I’m sorry, but could anyone tell me what’s a copy book? I tried to find out, but failed :S.
I work a little in publicty and marketing. Copy is writing you use to promote something. So a copy book would be a collection of promotional materials, ads, etc. I suppose.
I’m pretty sure based on context (and the explicit text at the top of the last panel) that she’s talking about PHOTOcopied-books … as in self published with nothing but access to a xerox machine and a stapler. Back when I was in school (and dinosaurs roamed the Earth) we called those “Zines” (short for ‘magazines’) and they were what kids did before they could just slap up something on Myspace: you’d find all sorts of crazy things in record stores (Death Metal and Punk and Gothic scene devotees) and comic book shops (all sorts of self published underground comix) and in used book stores (lots of occult and wiccan books and zines).
Today there’s not much point: for the cost of the paper and ink it’d run you to make a small number of copies you could afford to register a domain name and pay for hosting for a few YEARS of traffic. Hence: Webcomics : )
True enough, but I wish that they would still make up those kinds of copy books. Finding those kind of books left in public places only to be found and moved to yet another area… It’d be amazing.
Then make one :)
There is still a thriving ‘zine scene. You just have to know where to look. Google SF Zine Fest, if you’re curious.

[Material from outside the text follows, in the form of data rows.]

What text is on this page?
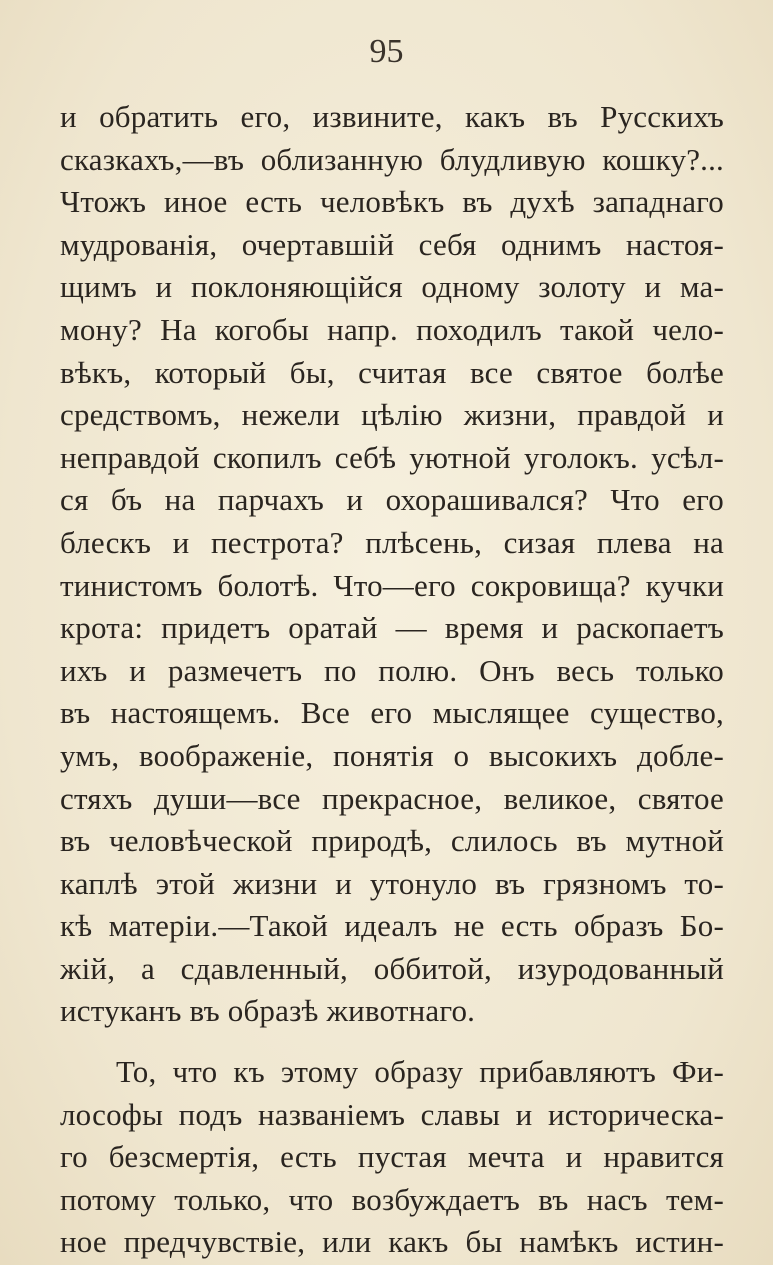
95
и обратить его, извините, какъ въ Русскихъ
сказкахъ,—въ облизанную блудливую кошку?...
Чтожъ иное есть человѣкъ въ духѣ западнаго
мудрованія, очертавшій себя однимъ настоя-
щимъ и поклоняющійся одному золоту и ма-
мону? На когобы напр. походилъ такой чело-
вѣкъ, который бы, считая все святое болѣе
средствомъ, нежели цѣлію жизни, правдой и
неправдой скопилъ себѣ уютной уголокъ. усѣл-
ся бъ на парчахъ и охорашивался? Что его
блескъ и пестрота? плѣсень, сизая плева на
тинистомъ болотѣ. Что—его сокровища? кучки
крота: придетъ оратай — время и раскопаетъ
ихъ и размечетъ по полю. Онъ весь только
въ настоящемъ. Все его мыслящее существо,
умъ, воображеніе, понятія о высокихъ добле-
стяхъ души—все прекрасное, великое, святое
въ человѣческой природѣ, слилось въ мутной
каплѣ этой жизни и утонуло въ грязномъ то-
кѣ матеріи.—Такой идеалъ не есть образъ Бо-
жій, а сдавленный, оббитой, изуродованный
истуканъ въ образѣ животнаго.
То, что къ этому образу прибавляютъ Фи-
лософы подъ названіемъ славы и историческа-
го безсмертія, есть пустая мечта и нравится
потому только, что возбуждаетъ въ насъ тем-
ное предчувствіе, или какъ бы намѣкъ истин-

Chapbooks; I’ve encountered them in the science-fiction community primarily as the work of Sharon Lee&Steve Miller; check ‘em out at http://www.korval.com. U. of Washington’s Seattle bookstore was cool enough to carry some, but I was too broke to buy. Cardboardish cover nice B&W illustration; 8 1/2 x 11 sheets folded once & stapled; similar to a book of tide tables, only with one or two short stories being the content.
Chapbooks is what I know them as as well.
Chapbooks date all the way back to the fifteen-hundreds. Kind of the original magazine. Someone would work out a deal (labor, grain, transportation) to get their material published in very small quantities. These would get passed around until either some more interesting materiel came around, or another issue of the one you read did. Not really that different, other than copybooks not being a single page.
And with the rise of tablets and smartphones, and the 2-D glyphs (best descriptor i can come up with) the ability to ‘leave them anywhere’ is coming back around.